France | France, Cour administrative d'appel de Bordeaux, 4ème chambre (formation à 3), 29 janvier 2009, 06BX02107


Vu la requête, enregistrée le 29 septembre 2006, présentée pour M. Jean-Lucien X, demeurant ..., par Me Guillot de Suduiraut ; M. X demande à la Cour :

1°) de réformer le jugement n° 0101818 et 0101819 du 20 juin 2006 du Tribunal administratif de Toulouse en tant que, par ce jugement, le tribunal n'a fait que partiellement droit aux conclusions de ses demandes tendant à la décharge ou à la réduction des suppléments d'impôt sur le revenu auxquels il a été assujetti au titre des années 1993 et 1994 et à la décharge des rappels de taxe sur la valeur ajoutée qui lui ont

été assignés pour la période du 1er janvier 1993 au 31 décembre 1994 et d...
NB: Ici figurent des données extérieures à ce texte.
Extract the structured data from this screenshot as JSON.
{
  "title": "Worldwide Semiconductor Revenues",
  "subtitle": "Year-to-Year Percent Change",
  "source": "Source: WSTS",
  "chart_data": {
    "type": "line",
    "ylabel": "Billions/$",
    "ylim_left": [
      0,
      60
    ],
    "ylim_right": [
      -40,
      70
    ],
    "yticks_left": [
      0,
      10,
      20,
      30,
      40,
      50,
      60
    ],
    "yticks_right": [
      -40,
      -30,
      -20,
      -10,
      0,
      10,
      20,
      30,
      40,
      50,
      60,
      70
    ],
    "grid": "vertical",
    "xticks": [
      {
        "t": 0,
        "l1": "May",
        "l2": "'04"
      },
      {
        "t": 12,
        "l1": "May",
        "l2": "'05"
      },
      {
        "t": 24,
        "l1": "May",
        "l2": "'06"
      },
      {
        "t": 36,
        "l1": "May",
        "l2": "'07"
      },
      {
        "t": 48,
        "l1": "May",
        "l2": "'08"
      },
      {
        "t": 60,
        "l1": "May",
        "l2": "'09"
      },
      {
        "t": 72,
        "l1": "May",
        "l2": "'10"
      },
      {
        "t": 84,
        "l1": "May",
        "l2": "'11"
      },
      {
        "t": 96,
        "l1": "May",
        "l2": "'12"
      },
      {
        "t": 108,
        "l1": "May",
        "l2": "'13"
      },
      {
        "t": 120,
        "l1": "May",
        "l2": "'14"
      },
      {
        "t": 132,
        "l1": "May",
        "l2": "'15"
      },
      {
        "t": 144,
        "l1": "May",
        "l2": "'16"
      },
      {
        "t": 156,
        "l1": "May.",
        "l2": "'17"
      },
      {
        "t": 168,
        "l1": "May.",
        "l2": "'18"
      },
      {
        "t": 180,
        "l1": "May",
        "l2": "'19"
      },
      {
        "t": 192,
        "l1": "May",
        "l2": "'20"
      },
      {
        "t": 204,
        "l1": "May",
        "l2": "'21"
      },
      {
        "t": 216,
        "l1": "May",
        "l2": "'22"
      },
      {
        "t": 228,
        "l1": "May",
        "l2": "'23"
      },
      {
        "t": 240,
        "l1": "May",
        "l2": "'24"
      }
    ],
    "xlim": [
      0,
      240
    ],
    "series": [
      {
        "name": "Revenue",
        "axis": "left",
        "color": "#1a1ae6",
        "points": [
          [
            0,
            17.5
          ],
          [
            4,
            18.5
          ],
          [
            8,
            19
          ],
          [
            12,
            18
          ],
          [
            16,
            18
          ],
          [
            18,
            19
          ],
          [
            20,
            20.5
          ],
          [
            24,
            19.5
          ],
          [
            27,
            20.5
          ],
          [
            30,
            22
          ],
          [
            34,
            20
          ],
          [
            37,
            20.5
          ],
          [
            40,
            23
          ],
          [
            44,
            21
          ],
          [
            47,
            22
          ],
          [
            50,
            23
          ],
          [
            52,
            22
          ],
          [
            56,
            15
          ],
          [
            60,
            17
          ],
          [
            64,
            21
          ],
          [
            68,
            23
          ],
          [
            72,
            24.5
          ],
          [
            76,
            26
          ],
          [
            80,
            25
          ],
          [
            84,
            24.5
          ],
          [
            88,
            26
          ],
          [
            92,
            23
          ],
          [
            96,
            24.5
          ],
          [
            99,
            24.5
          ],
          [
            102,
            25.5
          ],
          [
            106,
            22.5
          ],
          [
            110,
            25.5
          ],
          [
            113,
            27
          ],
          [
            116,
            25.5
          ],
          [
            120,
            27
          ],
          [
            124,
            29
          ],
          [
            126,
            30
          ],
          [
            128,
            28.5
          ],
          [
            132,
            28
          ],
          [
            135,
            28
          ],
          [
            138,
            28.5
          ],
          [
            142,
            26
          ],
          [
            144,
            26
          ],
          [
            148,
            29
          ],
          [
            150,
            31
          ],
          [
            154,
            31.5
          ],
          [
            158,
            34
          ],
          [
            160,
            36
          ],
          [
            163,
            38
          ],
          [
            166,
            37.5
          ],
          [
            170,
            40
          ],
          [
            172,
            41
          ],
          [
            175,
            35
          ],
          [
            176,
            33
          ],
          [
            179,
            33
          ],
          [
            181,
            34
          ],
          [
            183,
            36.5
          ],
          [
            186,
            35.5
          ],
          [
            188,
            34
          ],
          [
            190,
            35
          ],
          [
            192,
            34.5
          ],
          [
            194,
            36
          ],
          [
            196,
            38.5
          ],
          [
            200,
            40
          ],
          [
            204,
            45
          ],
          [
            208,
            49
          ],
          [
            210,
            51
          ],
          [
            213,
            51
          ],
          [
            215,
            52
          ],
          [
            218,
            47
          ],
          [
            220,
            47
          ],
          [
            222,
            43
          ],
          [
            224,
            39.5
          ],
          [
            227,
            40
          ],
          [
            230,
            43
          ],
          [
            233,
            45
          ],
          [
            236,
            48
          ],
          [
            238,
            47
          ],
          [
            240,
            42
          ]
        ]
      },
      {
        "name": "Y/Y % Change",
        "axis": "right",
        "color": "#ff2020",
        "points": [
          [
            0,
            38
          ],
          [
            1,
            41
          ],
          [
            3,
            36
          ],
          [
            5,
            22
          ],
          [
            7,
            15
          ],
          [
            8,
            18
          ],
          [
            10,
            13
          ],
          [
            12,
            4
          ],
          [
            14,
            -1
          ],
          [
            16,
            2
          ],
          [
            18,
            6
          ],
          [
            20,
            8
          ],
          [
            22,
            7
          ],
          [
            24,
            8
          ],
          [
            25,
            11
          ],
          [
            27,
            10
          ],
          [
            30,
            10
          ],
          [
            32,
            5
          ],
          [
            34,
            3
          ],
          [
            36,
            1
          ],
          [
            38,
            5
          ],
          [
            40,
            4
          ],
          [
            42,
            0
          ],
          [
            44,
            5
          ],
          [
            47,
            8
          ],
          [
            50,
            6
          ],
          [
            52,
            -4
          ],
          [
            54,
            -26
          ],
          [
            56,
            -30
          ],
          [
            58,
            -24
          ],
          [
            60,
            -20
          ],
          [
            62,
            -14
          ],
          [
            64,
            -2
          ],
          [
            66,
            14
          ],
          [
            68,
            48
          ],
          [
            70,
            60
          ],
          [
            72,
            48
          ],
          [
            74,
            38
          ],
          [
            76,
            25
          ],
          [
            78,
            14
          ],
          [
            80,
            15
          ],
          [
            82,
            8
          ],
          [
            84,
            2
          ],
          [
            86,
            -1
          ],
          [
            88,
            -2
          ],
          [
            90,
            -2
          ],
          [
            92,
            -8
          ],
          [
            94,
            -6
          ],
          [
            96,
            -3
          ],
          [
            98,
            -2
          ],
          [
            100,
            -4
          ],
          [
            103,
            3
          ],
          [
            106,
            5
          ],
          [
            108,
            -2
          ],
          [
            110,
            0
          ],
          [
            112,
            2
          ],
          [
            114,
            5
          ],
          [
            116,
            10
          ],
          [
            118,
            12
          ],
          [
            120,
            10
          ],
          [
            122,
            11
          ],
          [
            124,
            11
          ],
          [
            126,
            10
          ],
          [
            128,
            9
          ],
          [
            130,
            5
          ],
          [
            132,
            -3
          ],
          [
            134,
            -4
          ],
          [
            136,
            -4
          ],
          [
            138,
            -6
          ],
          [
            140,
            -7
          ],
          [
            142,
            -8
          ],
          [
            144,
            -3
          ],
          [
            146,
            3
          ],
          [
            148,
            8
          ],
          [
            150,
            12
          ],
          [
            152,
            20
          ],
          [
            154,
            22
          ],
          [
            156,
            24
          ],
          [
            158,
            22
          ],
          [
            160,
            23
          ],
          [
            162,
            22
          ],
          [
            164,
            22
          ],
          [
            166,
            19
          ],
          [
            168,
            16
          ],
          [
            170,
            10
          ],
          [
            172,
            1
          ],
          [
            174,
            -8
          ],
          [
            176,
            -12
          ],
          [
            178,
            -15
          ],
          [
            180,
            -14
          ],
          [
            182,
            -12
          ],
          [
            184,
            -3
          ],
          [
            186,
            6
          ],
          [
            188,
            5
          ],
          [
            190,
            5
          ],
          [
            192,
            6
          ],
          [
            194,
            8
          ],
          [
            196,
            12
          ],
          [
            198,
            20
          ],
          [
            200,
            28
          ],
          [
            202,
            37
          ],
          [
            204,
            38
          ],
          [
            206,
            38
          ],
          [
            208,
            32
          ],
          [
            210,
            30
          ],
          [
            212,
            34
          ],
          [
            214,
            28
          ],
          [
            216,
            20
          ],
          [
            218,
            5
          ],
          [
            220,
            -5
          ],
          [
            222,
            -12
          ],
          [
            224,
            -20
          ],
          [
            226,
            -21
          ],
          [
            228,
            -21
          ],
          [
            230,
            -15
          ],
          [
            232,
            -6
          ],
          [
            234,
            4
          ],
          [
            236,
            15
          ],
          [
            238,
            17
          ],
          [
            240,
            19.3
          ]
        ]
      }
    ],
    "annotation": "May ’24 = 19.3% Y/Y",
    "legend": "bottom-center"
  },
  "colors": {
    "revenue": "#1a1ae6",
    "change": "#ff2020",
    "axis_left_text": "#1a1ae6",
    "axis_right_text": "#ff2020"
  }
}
Vu la requête, enregistrée le 29 septembre 2006, présentée pour M. Jean-Lucien X, demeurant ..., par Me Guillot de Suduiraut ; M. X demande à la Cour :

1°) de réformer le jugement n° 0101818 et 0101819 du 20 juin 2006 du Tribunal administratif de Toulouse en tant que, par ce jugement, le tribunal n'a fait que partiellement droit aux conclusions de ses demandes tendant à la décharge ou à la réduction des suppléments d'impôt sur le revenu auxquels il a été assujetti au titre des années 1993 et 1994 et à la décharge des rappels de taxe sur la valeur ajoutée qui lui ont été assignés pour la période du 1er janvier 1993 au 31 décembre 1994 et des pénalités y afférentes ;

2°) de prononcer la décharge des impositions établies à raison de la comptabilisation des droits fixes, du rejet de dépenses de personnels, de dépenses de carburant, de frais d'acquisition de postes « citizen band » et du refus de tenir compte de détournements commis à son détriment, et des pénalités dont ces impositions ont été assorties ;

3°) de condamner l'Etat à lui verser une somme de 1 500 euros au titre de l'article L. 761-1 du code de justice administrative ;

..........................................................................................................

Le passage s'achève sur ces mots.